Achtung! Gemäß § 17 ist im dringenden Fall eine Abweichung von der verordneten Packungsgröße möglich, wenn die verordnete Packungsgröße in der Apotheke nicht vorrätig ist
Liegt eine Akutversorgung vor oder erfolgt die Abgabe im Notdienst und sind kein Aufschub der Versorgung und keine telefonische Rücksprache mit dem Arzt möglich, gelten bei einer nicht eindeutig bestimmten Verordnung Ausnahmen. Zu finden sind diese in § 17 Rahmenvertrag:
- Widersprechen sich Stückzahl und Normbereich, gilt die verordnete Stückzahl.
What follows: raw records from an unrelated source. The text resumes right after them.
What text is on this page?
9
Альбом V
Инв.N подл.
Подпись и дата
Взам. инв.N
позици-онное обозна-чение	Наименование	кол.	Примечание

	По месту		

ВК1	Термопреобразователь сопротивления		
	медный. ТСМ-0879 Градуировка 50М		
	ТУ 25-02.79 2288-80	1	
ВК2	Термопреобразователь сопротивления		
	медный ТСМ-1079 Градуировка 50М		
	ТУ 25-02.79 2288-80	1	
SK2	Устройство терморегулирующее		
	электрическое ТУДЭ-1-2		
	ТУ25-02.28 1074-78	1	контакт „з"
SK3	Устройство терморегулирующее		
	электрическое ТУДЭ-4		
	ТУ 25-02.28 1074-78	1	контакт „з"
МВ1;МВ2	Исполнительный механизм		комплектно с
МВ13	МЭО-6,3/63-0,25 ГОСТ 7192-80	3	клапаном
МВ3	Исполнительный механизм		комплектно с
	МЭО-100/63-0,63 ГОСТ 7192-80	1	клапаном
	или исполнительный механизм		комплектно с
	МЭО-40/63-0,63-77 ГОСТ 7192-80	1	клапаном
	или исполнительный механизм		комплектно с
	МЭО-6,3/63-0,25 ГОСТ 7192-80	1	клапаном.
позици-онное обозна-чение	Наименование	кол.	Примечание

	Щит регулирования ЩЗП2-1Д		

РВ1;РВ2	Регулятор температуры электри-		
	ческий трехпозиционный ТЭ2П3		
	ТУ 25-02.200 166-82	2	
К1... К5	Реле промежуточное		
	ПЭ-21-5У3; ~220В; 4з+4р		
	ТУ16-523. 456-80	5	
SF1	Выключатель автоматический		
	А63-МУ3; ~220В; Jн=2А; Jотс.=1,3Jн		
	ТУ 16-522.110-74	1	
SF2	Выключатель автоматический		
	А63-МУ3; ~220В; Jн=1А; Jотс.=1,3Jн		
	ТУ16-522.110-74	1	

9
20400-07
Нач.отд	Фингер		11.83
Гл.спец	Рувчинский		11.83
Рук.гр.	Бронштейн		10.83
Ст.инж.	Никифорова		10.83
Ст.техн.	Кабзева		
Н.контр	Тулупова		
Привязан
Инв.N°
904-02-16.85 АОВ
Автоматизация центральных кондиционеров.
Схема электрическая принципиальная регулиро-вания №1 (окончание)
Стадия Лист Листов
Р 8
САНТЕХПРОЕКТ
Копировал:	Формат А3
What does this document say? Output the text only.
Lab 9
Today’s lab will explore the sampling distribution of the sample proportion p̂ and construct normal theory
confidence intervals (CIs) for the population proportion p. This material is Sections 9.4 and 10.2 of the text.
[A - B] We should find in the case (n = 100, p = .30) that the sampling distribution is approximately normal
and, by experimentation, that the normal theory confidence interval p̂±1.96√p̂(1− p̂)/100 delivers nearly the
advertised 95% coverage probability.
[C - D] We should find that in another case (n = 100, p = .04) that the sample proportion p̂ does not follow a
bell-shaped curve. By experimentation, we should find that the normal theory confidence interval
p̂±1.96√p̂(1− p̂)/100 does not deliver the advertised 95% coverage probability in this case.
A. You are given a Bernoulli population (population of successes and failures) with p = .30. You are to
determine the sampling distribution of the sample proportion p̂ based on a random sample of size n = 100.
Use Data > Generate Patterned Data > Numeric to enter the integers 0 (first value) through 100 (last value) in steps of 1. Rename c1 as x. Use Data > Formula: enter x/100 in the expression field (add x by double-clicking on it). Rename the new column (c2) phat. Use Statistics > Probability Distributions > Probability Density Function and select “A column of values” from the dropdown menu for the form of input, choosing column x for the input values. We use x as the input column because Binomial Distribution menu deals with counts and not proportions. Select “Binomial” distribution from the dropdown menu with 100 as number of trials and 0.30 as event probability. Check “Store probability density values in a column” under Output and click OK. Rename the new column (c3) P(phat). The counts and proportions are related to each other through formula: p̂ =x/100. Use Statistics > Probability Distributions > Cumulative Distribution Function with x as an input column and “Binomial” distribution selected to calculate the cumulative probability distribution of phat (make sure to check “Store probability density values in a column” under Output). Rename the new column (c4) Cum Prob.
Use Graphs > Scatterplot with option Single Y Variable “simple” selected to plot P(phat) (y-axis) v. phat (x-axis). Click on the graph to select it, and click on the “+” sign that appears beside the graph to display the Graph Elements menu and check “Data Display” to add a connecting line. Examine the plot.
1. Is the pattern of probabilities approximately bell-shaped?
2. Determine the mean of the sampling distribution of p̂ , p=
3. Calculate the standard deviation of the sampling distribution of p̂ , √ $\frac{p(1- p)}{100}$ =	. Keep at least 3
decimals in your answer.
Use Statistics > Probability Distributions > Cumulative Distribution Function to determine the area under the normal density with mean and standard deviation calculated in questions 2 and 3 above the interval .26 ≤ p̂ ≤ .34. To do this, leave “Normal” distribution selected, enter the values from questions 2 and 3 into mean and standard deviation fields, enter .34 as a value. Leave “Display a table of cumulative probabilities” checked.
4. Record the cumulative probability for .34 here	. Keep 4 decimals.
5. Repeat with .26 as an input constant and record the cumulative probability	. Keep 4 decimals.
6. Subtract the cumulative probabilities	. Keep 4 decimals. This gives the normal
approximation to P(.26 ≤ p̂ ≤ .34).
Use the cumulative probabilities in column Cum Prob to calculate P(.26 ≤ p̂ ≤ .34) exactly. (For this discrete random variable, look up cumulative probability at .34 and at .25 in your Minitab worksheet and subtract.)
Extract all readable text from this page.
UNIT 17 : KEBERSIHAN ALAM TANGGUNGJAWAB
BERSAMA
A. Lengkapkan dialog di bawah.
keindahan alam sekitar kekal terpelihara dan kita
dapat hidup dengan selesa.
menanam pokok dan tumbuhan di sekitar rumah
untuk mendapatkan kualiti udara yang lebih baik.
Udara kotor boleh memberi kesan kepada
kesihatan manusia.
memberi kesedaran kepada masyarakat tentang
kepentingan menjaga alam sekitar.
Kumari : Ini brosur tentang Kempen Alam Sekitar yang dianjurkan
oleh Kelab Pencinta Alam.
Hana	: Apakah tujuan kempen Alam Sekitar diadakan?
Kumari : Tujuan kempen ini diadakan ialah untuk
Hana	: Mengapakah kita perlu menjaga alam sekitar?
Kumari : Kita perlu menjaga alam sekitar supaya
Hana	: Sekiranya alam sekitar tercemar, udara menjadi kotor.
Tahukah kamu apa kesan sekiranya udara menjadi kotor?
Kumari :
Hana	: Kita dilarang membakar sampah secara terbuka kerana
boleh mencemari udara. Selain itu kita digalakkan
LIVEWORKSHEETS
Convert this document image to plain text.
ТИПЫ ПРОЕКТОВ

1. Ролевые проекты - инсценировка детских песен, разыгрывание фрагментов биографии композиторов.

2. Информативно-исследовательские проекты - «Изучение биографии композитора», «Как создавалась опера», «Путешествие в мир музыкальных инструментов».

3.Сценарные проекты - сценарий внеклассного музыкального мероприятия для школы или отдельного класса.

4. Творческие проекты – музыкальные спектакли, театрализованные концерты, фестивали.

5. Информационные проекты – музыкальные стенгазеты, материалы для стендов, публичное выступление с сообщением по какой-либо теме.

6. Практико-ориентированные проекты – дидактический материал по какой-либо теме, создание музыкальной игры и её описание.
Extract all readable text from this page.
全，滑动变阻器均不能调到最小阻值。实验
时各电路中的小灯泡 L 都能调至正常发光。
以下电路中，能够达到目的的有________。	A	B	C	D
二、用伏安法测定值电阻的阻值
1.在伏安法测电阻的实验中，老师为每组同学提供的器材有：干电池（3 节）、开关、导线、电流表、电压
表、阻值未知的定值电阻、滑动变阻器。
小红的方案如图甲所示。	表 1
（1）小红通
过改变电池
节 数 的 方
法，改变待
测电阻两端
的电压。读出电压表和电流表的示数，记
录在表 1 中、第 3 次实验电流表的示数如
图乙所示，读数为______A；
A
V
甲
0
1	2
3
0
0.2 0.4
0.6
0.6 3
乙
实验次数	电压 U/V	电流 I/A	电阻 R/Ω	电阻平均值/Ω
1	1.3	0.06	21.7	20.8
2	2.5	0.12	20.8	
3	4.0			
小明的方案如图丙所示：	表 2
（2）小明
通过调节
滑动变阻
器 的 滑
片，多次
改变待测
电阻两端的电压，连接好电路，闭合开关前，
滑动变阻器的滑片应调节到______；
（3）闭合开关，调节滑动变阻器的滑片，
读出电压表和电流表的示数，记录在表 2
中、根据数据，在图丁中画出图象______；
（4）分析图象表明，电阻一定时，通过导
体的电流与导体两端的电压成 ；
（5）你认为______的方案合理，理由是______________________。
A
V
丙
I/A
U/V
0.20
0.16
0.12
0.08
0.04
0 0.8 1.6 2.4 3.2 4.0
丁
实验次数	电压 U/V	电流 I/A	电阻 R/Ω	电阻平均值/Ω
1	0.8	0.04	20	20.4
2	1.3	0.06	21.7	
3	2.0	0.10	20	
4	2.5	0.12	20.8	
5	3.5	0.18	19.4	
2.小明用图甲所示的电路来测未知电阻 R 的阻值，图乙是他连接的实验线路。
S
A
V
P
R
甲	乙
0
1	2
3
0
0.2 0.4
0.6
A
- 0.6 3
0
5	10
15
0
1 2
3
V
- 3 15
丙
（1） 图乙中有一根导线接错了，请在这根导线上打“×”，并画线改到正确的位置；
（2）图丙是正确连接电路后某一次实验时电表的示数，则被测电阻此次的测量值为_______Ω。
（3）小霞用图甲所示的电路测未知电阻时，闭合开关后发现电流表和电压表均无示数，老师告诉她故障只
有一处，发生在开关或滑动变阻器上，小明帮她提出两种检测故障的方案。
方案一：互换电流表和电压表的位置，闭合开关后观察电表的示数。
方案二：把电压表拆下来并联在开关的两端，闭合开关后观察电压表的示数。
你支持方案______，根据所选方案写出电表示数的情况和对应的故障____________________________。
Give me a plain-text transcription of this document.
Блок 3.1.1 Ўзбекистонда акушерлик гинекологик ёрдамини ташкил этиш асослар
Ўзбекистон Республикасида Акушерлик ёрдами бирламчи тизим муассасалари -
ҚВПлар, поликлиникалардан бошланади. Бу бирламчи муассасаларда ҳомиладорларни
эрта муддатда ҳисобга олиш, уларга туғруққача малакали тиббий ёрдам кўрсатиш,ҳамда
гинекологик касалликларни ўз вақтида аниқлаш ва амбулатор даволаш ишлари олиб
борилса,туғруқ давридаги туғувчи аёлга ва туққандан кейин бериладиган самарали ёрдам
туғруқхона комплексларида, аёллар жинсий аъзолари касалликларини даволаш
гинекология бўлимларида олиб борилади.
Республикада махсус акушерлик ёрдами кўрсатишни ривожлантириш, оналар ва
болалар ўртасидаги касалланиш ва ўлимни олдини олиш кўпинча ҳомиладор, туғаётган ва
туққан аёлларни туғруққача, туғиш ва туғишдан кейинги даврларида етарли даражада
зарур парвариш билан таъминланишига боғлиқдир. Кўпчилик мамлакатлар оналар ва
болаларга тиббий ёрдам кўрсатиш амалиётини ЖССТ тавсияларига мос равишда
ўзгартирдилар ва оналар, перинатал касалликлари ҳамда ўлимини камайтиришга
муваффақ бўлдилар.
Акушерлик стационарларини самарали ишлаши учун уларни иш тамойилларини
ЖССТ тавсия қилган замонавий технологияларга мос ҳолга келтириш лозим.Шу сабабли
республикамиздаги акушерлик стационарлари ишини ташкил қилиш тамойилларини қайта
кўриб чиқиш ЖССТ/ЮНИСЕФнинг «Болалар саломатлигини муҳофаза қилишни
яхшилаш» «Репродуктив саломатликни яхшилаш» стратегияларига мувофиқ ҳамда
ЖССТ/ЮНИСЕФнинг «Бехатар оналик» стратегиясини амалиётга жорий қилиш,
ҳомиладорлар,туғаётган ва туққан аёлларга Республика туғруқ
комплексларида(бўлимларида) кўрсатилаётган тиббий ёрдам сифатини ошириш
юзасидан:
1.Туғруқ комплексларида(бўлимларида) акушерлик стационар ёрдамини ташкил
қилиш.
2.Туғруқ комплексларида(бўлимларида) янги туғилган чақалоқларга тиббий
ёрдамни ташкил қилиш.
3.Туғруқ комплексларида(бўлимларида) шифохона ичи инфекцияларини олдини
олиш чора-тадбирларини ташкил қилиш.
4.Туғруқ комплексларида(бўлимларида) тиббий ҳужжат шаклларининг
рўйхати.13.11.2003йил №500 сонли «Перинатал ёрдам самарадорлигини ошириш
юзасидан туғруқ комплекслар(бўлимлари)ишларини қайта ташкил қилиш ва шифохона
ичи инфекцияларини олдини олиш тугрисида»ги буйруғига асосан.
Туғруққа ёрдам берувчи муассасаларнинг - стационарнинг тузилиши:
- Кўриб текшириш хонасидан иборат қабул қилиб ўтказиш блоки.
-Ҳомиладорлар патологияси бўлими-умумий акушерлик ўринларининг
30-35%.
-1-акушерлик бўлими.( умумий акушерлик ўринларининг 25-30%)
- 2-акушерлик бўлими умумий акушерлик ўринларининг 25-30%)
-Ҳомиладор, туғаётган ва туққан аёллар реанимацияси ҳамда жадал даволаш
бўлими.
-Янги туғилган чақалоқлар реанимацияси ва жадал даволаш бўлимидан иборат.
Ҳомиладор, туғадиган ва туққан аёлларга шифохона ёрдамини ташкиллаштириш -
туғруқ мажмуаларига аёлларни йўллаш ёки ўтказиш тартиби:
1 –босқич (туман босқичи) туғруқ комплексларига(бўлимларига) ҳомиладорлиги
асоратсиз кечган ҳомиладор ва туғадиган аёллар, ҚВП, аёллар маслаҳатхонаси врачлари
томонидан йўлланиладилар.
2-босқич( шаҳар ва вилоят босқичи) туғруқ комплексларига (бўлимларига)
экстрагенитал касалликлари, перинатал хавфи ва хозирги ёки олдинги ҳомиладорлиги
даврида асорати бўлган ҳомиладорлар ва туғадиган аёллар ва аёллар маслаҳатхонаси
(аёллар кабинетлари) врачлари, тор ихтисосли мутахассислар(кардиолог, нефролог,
- Wurden weder Stückzahl noch Normbereich verordnet, darf die kleinste vorrätige Packung abgegeben werden. Allerdings darf nicht mehr als die mit dem kleinsten N-Kennzeichen gemäß der Packungsgrößenverordnung in Vertrieb befindliche Packung geliefert werden.
- Ist die Normgröße verordnet, aber keine entsprechende Packung vorrätig oder definiert, darf eine Packung aus dem nächstkleineren N-Bereich abgegeben werden. Ist diese nicht in der Apotheke vorrätig, darf die kleinste vorrätige normierte Packung geliefert werden. Hat die Apotheke auch diese nicht an Lager, ist die kleinste vorrätige Packung, jedoch nicht mehr als die dem verordneten Normbereich zugeordnete Menge, abzugeben.
- Ist eine Stückzahl verordnet, aber die entsprechende Packung nicht vorrätig, darf die nächstkleinere vorrätige Packung zulasten der Kasse abgerechnet werden.
Nicht vergessen: Die Verordnung ist zeilenweise zu betrachten und die jeweils rezeptierte Anzahl an Packungen abzugeben.
Sonderregel ist Schutzmaßnahme
Insbesondere für ältere und vorerkrankte Patienten ist die Regelung eine Schutzmaßnahme. „Die Ausbreitung des Coronavirus zu verlangsamen, ist eine gesamtgesellschaftliche Aufgabe. Die Ersatzkassen leisten ihren Beitrag dazu, wo immer es möglich ist. Mit der kurzfristig getroffenen Regelung zur Arzneimittelabgabe schützen wir insbesondere ältere und vorerkrankte Patienten, die Apotheken besonders häufig aufsuchen. Zugleich ist es ein Beitrag zur Verringerung des allgemeinen Infektionsrisikos“, erklärt die Vorstandsvorsitzende des vdek, Ulrike Elsner.
Die Apotheken sind in Deutschland ansonsten grundsätzlich gesetzlich verpflichtet, bevorzugt rabattierte Arzneimittel an die Versicherten abzugeben.